A microfiche is a flat film 105 x 148 mm in size, that is
ISO A6. It carries a matrix of micro images. All microfiche are read with text parallel to the long side of the fiche. Frames may be landscape or portrait. Along the top of the fiche a title may be recorded for visual identification. The most commonly used format is a portrait image of about 10 x 14 mm. Office size size papers or magazine pages require a reduction of 24 or 25. Microfiche are stored in open top envelopes which are put in drawers or boxes as file cards, or fitted into pockets in purpose made books.
Advantages:
The major advantages of microfiche include storage in a small space, stability of the format, and no special knowledge needed to read it.
Because of its small size, microfiche can be archived in storage cabinets, saving floor space.
Microfiche, like microfilm, is also a stable archival format.

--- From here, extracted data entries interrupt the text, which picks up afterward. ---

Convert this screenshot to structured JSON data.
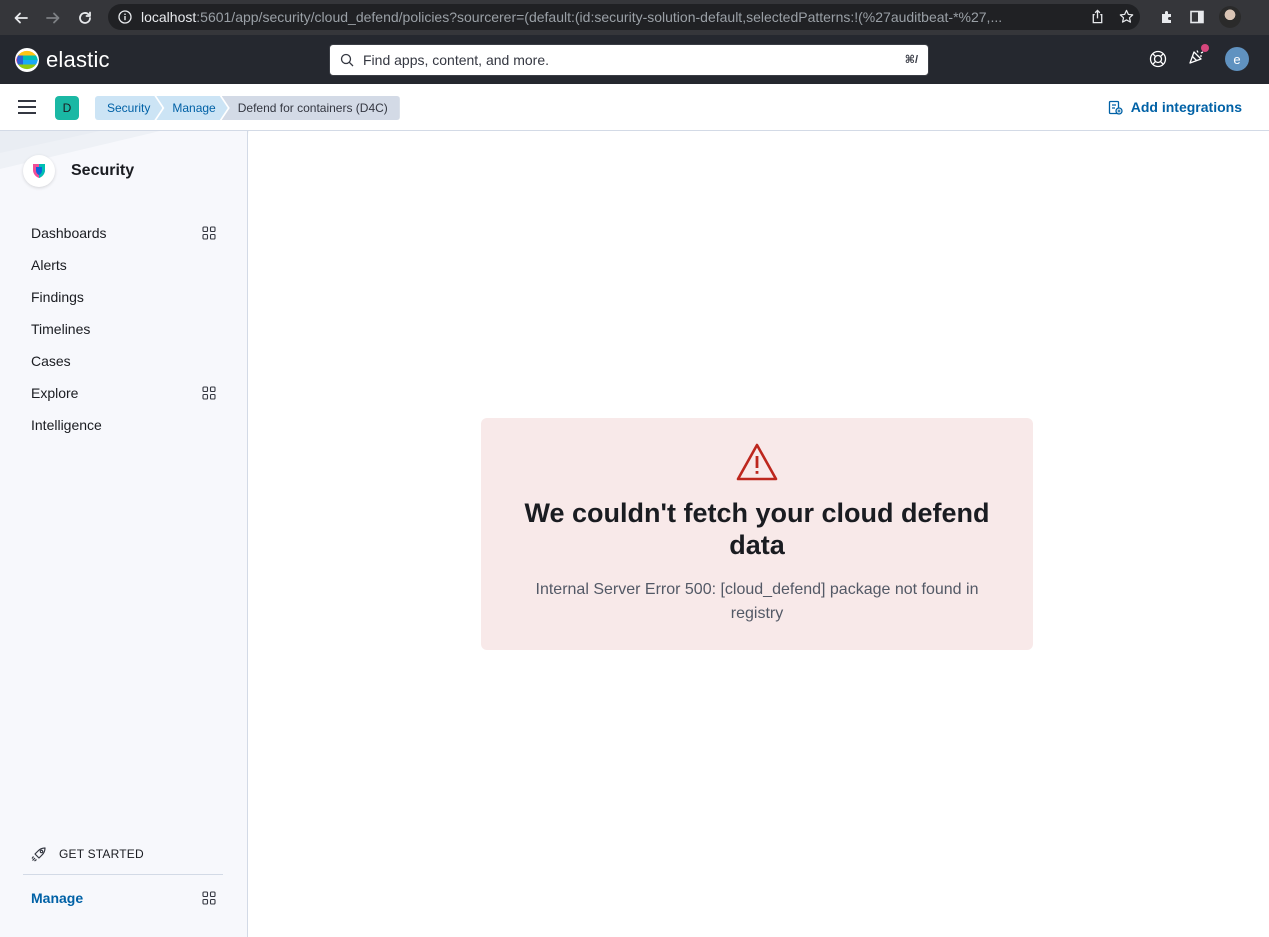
{
  "browser": {
    "url_host": "localhost",
    "url_rest": ":5601/app/security/cloud_defend/policies?sourcerer=(default:(id:security-solution-default,selectedPatterns:!(%27auditbeat-*%27,..."
  },
  "header": {
    "logo_text": "elastic",
    "search_placeholder": "Find apps, content, and more.",
    "search_shortcut": "⌘/",
    "user_initial": "e"
  },
  "subheader": {
    "space_initial": "D",
    "breadcrumbs": [
      "Security",
      "Manage",
      "Defend for containers (D4C)"
    ],
    "add_integrations": "Add integrations"
  },
  "sidebar": {
    "title": "Security",
    "items": [
      {
        "label": "Dashboards",
        "has_grid": true
      },
      {
        "label": "Alerts",
        "has_grid": false
      },
      {
        "label": "Findings",
        "has_grid": false
      },
      {
        "label": "Timelines",
        "has_grid": false
      },
      {
        "label": "Cases",
        "has_grid": false
      },
      {
        "label": "Explore",
        "has_grid": true
      },
      {
        "label": "Intelligence",
        "has_grid": false
      }
    ],
    "get_started": "GET STARTED",
    "manage": "Manage"
  },
  "error": {
    "title": "We couldn't fetch your cloud defend data",
    "body": "Internal Server Error 500: [cloud_defend] package not found in registry"
  },
  "colors": {
    "accent": "#0061a6",
    "error_panel_bg": "#f8e9e9",
    "warning_icon": "#bd271e",
    "header_bg": "#25282f"
  }
}
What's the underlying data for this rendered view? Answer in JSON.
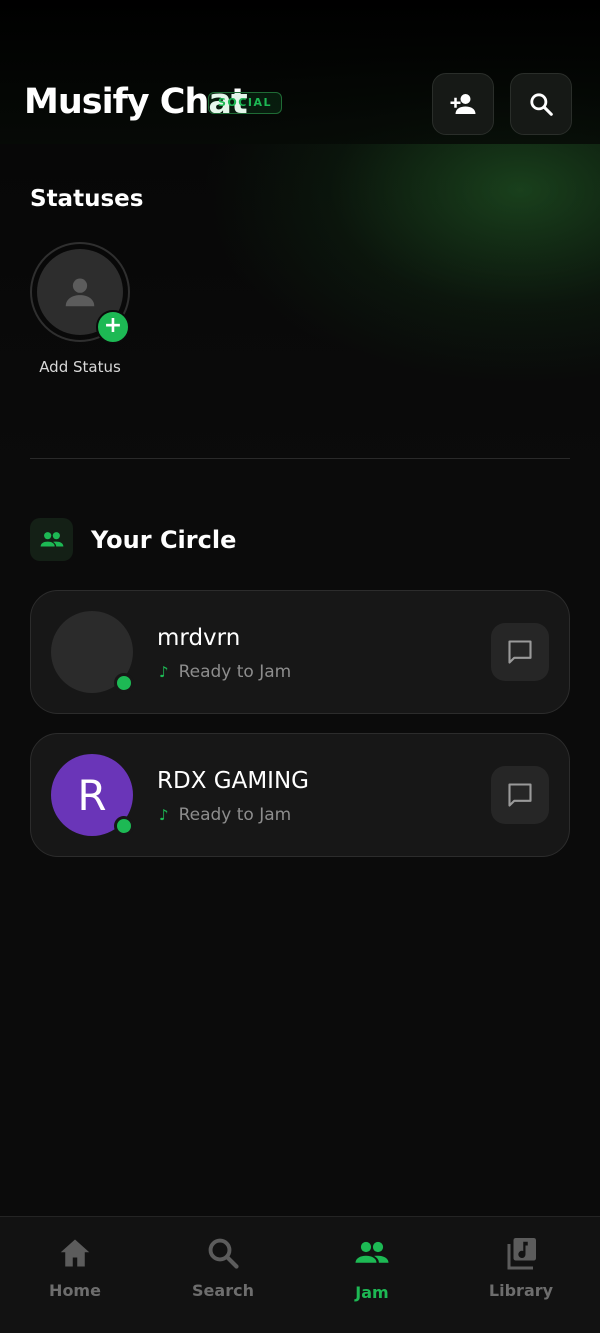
{
  "header": {
    "title": "Musify Chat",
    "badge": "SOCIAL",
    "add_friend_icon": "person-add-icon",
    "search_icon": "search-icon"
  },
  "statuses": {
    "title": "Statuses",
    "add_status_label": "Add Status"
  },
  "circle": {
    "title": "Your Circle",
    "friends": [
      {
        "name": "mrdvrn",
        "status": "Ready to Jam",
        "initial": "",
        "avatar_color": "#2b2b2b",
        "online": true
      },
      {
        "name": "RDX GAMING",
        "status": "Ready to Jam",
        "initial": "R",
        "avatar_color": "#6a35b8",
        "online": true
      }
    ]
  },
  "tabs": [
    {
      "label": "Home",
      "icon": "home-icon",
      "active": false
    },
    {
      "label": "Search",
      "icon": "search-icon",
      "active": false
    },
    {
      "label": "Jam",
      "icon": "group-icon",
      "active": true
    },
    {
      "label": "Library",
      "icon": "library-music-icon",
      "active": false
    }
  ],
  "colors": {
    "accent": "#1db954",
    "background": "#0b0b0b",
    "card": "#171717"
  }
}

When kept in a temperature-controlled environment, it is rated to last 500 years — a crucial advantage in saving cultural documents. Some opinions hold that microfiche has been rendered redundant by the computer age, but this is not necessarily so.
Disadvantages:
One disadvantage of microfiche is that it requires a special reader to enlarge the type size. These machines are expensive. Microfiche also cannot be enlarged and copied on a photocopy machine.
Another disadvantage is that once microfiche has been imprinted, it is unalterable. A digital information file can be changed or corrected, but microfiche cannot. Digital files are also usually easier to index. For instance, if a person is searching a digital record for a particular name, he can often run a search for that name among all the files and get a list of the files containing that name. Unless the microfiche is well-indexed, a person may find himself plowing through a lot of fiches, looking for one name.
Implications for Collection Development:
The Library holds collections on both microfilm and microfiche. They both include publications which are newspapers or journals, unpublished materials and archives and government documents. Collections (though not individual items) are on the Library’s OPAC with a microfilm or fiche number. The majority of our microfilm collection has been purchased by the Library. It includes old newspapers and archives which we can only buy in this format and in doing so we make available to researchers vast collections for which they might otherwise have had to travel worldwide to see the originals.